As you may be able to tell from some of my writing, I'm no fan of Senator Clinton's. But she stood up and did the right thing that day by opposing and speaking against this heinous, cowardly act. The aptly surnamed Sherrod Brown, now a Senator, voted in favor, and pissed on his own supporters while doing it. Personally, I have no use for the man. He apparently can't remember the oath he took when he became a congressman.
Roughly one out of four Hessians stayed in America after the war, according to Krulwich's guest, Prof. Fisher, author of Washington's Crossing. Their descendants today probably number in the hundreds of thousands. The British empire prospered for a while longer, then finally collapsed, at least partly because Mahatma Ghandi made the British aware of the cruelty that had built it in the first place.
Washington's decision to spare the Hessians happened in the winter of 1777, the worst for the Continental Army. I'm not an expert on Washington by any means, but as a general, he didn't have a particularly good record. The only battles of any significance that I recall him winning were at Trenton and Yorktown. However, he did something much more important than winning. He kept his army together for five long, grass-eating, disease-ridden, and largely defeat-ridden years through winters with little in the way of shelter, and even though the army consisted entirely of volunteers signed up for only a few months at a time. Had they chosen to, I'm sure that many of his soldiers could have deserted with no danger of being caught - there wasn't even a true nation behind the army, just a group of local governments banded together loosely and at times not very comfortably. He kept that army together long enough to outlast the most powerful nation on earth at the time with only a small army and no real navy to speak of. That accomplishment, and the incident in question, speak volumes about Washington's courage, humanity, and wisdom.
On President's Day, 2007, George W. Bush decided to compare himself to George Washington. In keeping with its tradition of only putting the President in front of docile, hand-picked audiences, his handlers brought a busload of high school students from Georgetown.
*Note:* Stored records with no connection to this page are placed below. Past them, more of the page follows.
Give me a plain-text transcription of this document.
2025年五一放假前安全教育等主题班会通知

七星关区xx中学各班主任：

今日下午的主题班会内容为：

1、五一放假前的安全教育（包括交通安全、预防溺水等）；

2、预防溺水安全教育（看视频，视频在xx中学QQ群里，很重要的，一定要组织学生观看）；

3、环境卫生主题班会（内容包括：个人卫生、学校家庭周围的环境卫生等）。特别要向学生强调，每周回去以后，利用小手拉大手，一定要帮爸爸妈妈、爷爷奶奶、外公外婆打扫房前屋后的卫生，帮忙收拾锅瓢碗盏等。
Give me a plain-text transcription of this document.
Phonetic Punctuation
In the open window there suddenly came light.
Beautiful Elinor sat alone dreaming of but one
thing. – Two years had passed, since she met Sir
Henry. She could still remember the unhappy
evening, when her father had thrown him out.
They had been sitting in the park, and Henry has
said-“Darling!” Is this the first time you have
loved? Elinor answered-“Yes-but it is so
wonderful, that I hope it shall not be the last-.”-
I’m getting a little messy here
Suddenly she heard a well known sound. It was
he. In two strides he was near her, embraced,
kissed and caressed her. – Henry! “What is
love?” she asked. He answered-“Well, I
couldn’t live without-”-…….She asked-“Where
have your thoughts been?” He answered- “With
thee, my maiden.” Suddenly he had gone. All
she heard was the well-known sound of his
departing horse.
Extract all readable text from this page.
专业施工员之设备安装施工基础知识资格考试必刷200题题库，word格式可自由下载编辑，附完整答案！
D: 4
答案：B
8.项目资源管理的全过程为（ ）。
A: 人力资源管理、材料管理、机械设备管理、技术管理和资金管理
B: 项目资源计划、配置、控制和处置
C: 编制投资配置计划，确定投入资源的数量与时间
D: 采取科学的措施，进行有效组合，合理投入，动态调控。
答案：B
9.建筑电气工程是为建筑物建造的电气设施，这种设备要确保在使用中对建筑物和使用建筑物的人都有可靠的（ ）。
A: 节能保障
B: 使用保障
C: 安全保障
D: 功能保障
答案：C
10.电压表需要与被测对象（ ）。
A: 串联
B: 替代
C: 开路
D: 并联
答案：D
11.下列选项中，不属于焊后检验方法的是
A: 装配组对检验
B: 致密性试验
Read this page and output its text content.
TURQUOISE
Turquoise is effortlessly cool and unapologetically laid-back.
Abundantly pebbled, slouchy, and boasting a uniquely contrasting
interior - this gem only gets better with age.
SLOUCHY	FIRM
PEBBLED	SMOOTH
I cannot imagine a starker contrast between two men who have held the same job. Bush couldn't have lasted a week doing what Washington had to do. Washington held an army together with little more than his will. Bush, when confronted with his first real crisis, froze for several minutes, and could only rouse himself when his aides urged him to get back to his plane. He then invaded a country that wasn't even a threat to us, and destroyed it completely. He wouldn't even ask his rich buddies to pay more taxes to help the soldiers injured in that unnecessary war. When faced with a daunting task and the real threat of extinction for himself and his country, Washington chose to use humanity and honor as the way to victory. Bush whined about a problem that would barely have registered as a blip on Washington's trouble meter, claiming through his sycophants that it was an unprecedented threat of titanic proportions, and chose cruelty and mendacity as his chief weapons. Washington's defining character traits were courage, wisdom, and compassion. Bush's are fecklessness, laziness, and arrogance.
If Bush has even one tenth of the wisdom Washington had, he'll never bring up the subject again.
UPDATE: Michael J.W. Stickings has an interesting take on Bush's speech.
UPDATE: Gary Kamiya asks Is There Life After Bush? (subscription or watching an ad required). To which I reply "I certainly hope so".